その「1MM」のプレミア放送は、シーズン・プレミアの「ウィル・アンド・グレイス」のエピソードの、最後のコマーシャル枠でまず前篇が放送され、続く新番組「カップリング (Coupling)」の最初のコマーシャル枠で、後篇が放送された。「W&G」の前に編成されている、現在最も高い視聴率を獲得するシットコムの「フレンズ」内で前篇を放送した方が最も効果的だったような気がするが、この日のNBCの思惑は、それよりも視聴者に新番組の「カップリング」にチャンネルを合わせてもらうことにあったようだ。後篇を「カップリング」内で放送する場合、前篇を「フレンズ」放送中に持ってくると、間が開きすぎることによって、視聴者が忘れてしまったり、あるいは苦情が来ることを危惧したものと思われる。


ついでに言うとこの日の「フレンズ」 (20:00-20:45) と「W&G」(20:45-21:30) は、話題を集めるために、共に45分の「スーパーサイズ化」しての放送だった。それに、「フレンズ」よりも「W&G」よりも「カップリング」よりも「1MM」の方に興味のあった私のような者は、結局「フレンズ」に始まって「カップリング」、ついでにその後の「ER」まで全部見ちまったから、NBCの術中に見事に陥ったと言える。


しかし、その焦点の「1MM」なのだが、実は、これがなかなか苦しい。「ザ・プッシーキャット・ドールズ (The Pussycat Dolls)」と題されたこのミニムーヴィ、「ベイウォッチ」出身のカーメン・エレクトラがメイン・キャラクターで、多分女スパイかなんかに扮した彼女が、大量のダイヤを持って列車に乗り込んでいる男のカバンをすり替えるという内容で、こんな使い古された題材を、しかも仕掛けも何もほとんどできないたった1分間という時間で、いったいどう撮るつもりなんだ。しかもそれを30秒ずつの前後篇に分け、最初の30秒で視聴者の興味を惹きつけるってか?


端的に言って、無理だ、そんなの。結局、でき上がったのは、ストーリーもよくわからなければ言いたいこともよくわからないという、なにやら忙しない2流のミュージック・ヴィデオみたいなものになってしまった。賭けてもいいが、最初の30秒を見て、何、これと不思議に思った者は多かろうが、で、それでもっと続きが見たいと思った者は、ほとんどいないだろう。実際の話、この「1MM」、放送されるまでは、少なくとも業界内ではそれなりに話題になっていたのに、いざ放送された途端、「1MM」について誰も何も言わなくなった。
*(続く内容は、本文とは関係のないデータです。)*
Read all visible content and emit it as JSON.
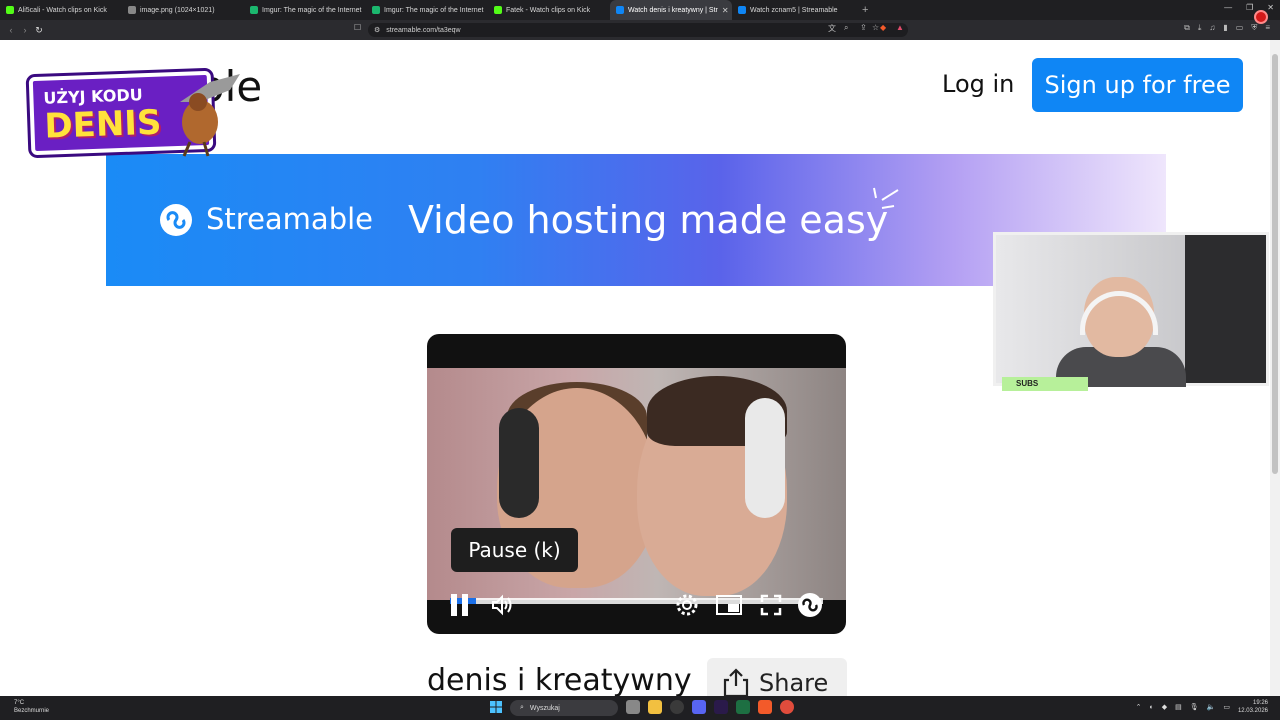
{
  "browser": {
    "tabs": [
      {
        "title": "Ali5cali - Watch clips on Kick",
        "color": "#53fc18"
      },
      {
        "title": "image.png (1024×1021)",
        "color": "#888888"
      },
      {
        "title": "Imgur: The magic of the Internet",
        "color": "#1bb76e"
      },
      {
        "title": "Imgur: The magic of the Internet",
        "color": "#1bb76e"
      },
      {
        "title": "Fatek - Watch clips on Kick",
        "color": "#53fc18"
      },
      {
        "title": "Watch denis i kreatywny | Str",
        "color": "#0f86f5",
        "active": true
      },
      {
        "title": "Watch zcnam5 | Streamable",
        "color": "#0f86f5"
      }
    ],
    "url": "streamable.com/ta3eqw"
  },
  "header": {
    "logo_text": "ble",
    "login_label": "Log in",
    "signup_label": "Sign up for free"
  },
  "banner": {
    "logo_text": "Streamable",
    "tagline": "Video hosting made easy"
  },
  "player": {
    "tooltip": "Pause (k)",
    "progress": 0.07
  },
  "video": {
    "title": "denis i kreatywny",
    "share_label": "Share"
  },
  "promo": {
    "line1": "UŻYJ KODU",
    "line2": "DENIS"
  },
  "webcam": {
    "subs_label": "SUBS"
  },
  "taskbar": {
    "weather_temp": "7°C",
    "weather_desc": "Bezchmurnie",
    "search_placeholder": "Wyszukaj",
    "time": "19:26",
    "date": "12.03.2026"
  }
}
こんなのを話のネタにしてもしょうがないと、きっと誰もが思ったんだろう。


多分NBCも、作ったはいいが、これじゃあと思ったんじゃなかろうか。「1MM」は、今後も定期的に製作される予定で、その製作陣にマイケル・リチャーズ、トム・アーノルド等の名前も上がっていたんだが、「プッシーキャット・ドールズ」以降、話をとんと聞かなくなった。実はNBCだけじゃなく、ABCも、同様の10本の3分間映画「マイクロ・ミニシリーズ」をプライムタイムに放送する企画を立てていた。こういう話は業界内には伝わるのは速いから、10本製作予定のところ、370本の売り込みがあったそうだ。


しかし、「1MM」のあり方を見たABCが、実際に「マイクロ・ミニシリーズ」を製作するかは未知数になってしまったと言っていいだろう。はっきり言って、「マイクロ・ミニシリーズ」が陽の目を見ることはないんじゃないかと思う。30分のシットコムや1時間かけたドラマですら人々が見なくなっているというのに、だから1分や3分の作品ならどうだというのは、本末転倒である。問題をすりかえていると言うか、問題の本質を把握していない。


さらに、30秒や1分ものなら、実際にできのいいコマーシャルがそれを既にやっている。少なくとも「1MM」なんかより、例えばフォルクス・ワーゲンやバドワイザー、最近ではニッサンやトヨタ等の、わりと考えられたコマーシャルの方がずっと面白い。特に最近の日本のカー・メイカーのコマーシャルを見ると、イメージ戦略もうまくなったと思う。今後、ミニムーヴィが市民権を得るようになることは、まずないだろう。



追記: 2003年11月

「プッシーキャット・ドールズ」を見て、もしかしたらもう今後放送されることなく、なし崩しに消えてなくなるんじゃないかと私が思っていた「1MM」であるが、このほど、「1MM」第2弾の「プロディジィ・ブリー (Prodigy Bully)」が12月に放送されることが発表になった。NBCはまだ「1MM」を諦めたわけではないようだ。しかしこの「プロディジィ・ブリー」だが、既に1分では収まらなくなってしまい、2分番組となって30秒ずつ、4日間にわたって放送するという。関係者以外の視聴者が、30秒の番組を4日間にわたって追っかけて見るとNBCは本当に思っているのだろうか。これが本当に最後の「1MM」放送になると私は見ているのだが。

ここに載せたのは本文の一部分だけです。